Is there a privacy issue here?  Does the consumer, for example have a reasonable expectation of privacy in their data, their internet surfing, their purchase history at the store, their locational data, after they join the store’s Wi-Fi network?  A consumer might have a subjective expectation that they have some privacy in these activities, but legally there is likely no reasonable expectation of privacy there as the consumer is using a third party’s server to access the internet.

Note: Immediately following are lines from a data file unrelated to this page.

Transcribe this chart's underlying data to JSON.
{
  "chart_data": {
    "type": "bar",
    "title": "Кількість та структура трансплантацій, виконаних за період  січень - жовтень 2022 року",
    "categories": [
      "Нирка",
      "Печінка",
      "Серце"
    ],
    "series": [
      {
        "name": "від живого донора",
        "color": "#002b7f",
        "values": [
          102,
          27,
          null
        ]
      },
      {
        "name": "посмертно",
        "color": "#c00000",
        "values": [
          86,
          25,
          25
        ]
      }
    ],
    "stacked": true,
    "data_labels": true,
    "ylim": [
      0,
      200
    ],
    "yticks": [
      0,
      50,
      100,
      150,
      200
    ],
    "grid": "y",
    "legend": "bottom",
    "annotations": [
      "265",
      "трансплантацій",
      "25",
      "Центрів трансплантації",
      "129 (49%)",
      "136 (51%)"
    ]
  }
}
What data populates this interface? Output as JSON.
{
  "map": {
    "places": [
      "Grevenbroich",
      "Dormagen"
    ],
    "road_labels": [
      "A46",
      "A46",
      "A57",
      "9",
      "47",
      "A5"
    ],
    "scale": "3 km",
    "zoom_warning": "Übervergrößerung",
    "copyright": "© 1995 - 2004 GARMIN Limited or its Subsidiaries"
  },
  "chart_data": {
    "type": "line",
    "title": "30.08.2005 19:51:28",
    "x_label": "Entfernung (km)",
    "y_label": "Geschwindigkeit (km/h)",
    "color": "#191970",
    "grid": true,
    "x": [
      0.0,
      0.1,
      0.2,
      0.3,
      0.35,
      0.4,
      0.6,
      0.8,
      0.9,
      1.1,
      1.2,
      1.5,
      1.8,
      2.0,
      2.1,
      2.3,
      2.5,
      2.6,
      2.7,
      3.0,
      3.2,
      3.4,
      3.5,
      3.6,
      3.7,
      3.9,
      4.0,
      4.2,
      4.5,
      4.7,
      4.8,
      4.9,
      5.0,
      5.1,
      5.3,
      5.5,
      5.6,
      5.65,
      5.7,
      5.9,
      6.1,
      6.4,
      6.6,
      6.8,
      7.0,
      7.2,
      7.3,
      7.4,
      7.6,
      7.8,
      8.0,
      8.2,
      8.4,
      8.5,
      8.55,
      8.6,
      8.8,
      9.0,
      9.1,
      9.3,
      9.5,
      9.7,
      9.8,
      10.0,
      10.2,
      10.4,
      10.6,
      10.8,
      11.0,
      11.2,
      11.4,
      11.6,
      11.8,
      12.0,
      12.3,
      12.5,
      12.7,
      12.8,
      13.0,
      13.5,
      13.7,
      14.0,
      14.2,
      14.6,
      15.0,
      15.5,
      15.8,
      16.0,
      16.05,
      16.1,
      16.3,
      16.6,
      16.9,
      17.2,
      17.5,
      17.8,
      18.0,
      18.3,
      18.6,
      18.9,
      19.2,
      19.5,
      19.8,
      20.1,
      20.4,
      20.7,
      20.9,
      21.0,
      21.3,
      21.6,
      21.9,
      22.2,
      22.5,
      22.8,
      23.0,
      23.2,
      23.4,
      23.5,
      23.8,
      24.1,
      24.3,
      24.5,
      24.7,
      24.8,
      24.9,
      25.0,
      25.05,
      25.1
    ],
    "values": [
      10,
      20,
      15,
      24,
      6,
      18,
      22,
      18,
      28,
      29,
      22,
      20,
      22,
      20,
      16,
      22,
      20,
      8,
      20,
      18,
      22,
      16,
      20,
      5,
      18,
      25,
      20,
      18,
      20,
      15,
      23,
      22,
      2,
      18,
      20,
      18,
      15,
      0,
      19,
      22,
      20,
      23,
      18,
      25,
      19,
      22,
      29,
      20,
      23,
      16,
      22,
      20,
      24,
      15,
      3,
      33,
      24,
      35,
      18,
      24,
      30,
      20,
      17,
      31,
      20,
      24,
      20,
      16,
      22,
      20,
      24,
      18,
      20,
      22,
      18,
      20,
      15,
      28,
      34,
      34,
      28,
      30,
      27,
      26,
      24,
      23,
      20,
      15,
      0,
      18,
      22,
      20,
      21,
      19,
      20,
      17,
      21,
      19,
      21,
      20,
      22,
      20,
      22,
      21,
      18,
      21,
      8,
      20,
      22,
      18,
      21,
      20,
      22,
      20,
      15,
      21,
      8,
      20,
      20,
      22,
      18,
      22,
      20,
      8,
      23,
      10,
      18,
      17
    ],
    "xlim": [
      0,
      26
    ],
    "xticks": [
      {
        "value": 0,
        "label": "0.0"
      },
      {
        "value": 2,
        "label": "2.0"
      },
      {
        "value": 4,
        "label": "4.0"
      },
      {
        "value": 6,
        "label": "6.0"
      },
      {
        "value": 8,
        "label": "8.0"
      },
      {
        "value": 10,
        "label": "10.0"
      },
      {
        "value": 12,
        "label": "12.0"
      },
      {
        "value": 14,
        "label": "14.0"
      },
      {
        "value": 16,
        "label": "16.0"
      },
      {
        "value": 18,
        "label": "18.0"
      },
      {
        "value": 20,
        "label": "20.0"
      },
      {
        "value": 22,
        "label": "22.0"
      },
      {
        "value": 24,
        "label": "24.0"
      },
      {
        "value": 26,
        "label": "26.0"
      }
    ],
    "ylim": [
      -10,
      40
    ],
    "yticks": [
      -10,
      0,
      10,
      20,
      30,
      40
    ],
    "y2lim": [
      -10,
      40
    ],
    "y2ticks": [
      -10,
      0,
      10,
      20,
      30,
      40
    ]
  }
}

Is this practice something that is also implicit in the privacy policies that some stores may have on their page when you access their Wi-Fi that the carefree consumer does not peruse before enjoying the Wi-Fi?   If the consumer knowingly consents, there would no longer be an expectation of privacy, though perhaps there is some argument that an average consumer will log on and glaze over the legalese that might bear the language forming the basis of their consent, bound by a sort of contract of adhesion in the terms of use and privacy policy they skirt as they access the network.  Looking at Euclid Analytics’ website, it seems that a person can opt-out of this tracking by entering their MAC address on their website—so by default if you are using the Wi-Fi in one of their clients’ stores, you’re on their radar.

Android Wi-Fi has faced a class action lawsuit from similar practices involving the use of its customers’ data when they use locational services, which the company supposedly went ahead and sent to Google. Perhaps the outcome of that type of case will help determine in part whether or not retailers could face losing battles in court for Wi-Fi tracking in stores.  Customers could probably feel better about this sort of tracking provided some clear notice, such as a clear display in retail store windows where such sensors are in use, and a friendly alert on your smartphone triggered by joining that retailer’s Wi-Fi network with an opt-out option as that arises.  Some simply argue that the cleanest way to opt-out is to shut off your phone and take the battery out when you frequent these stores—which, incidentally, I don’t imagine is the most attractive option for the average consumer.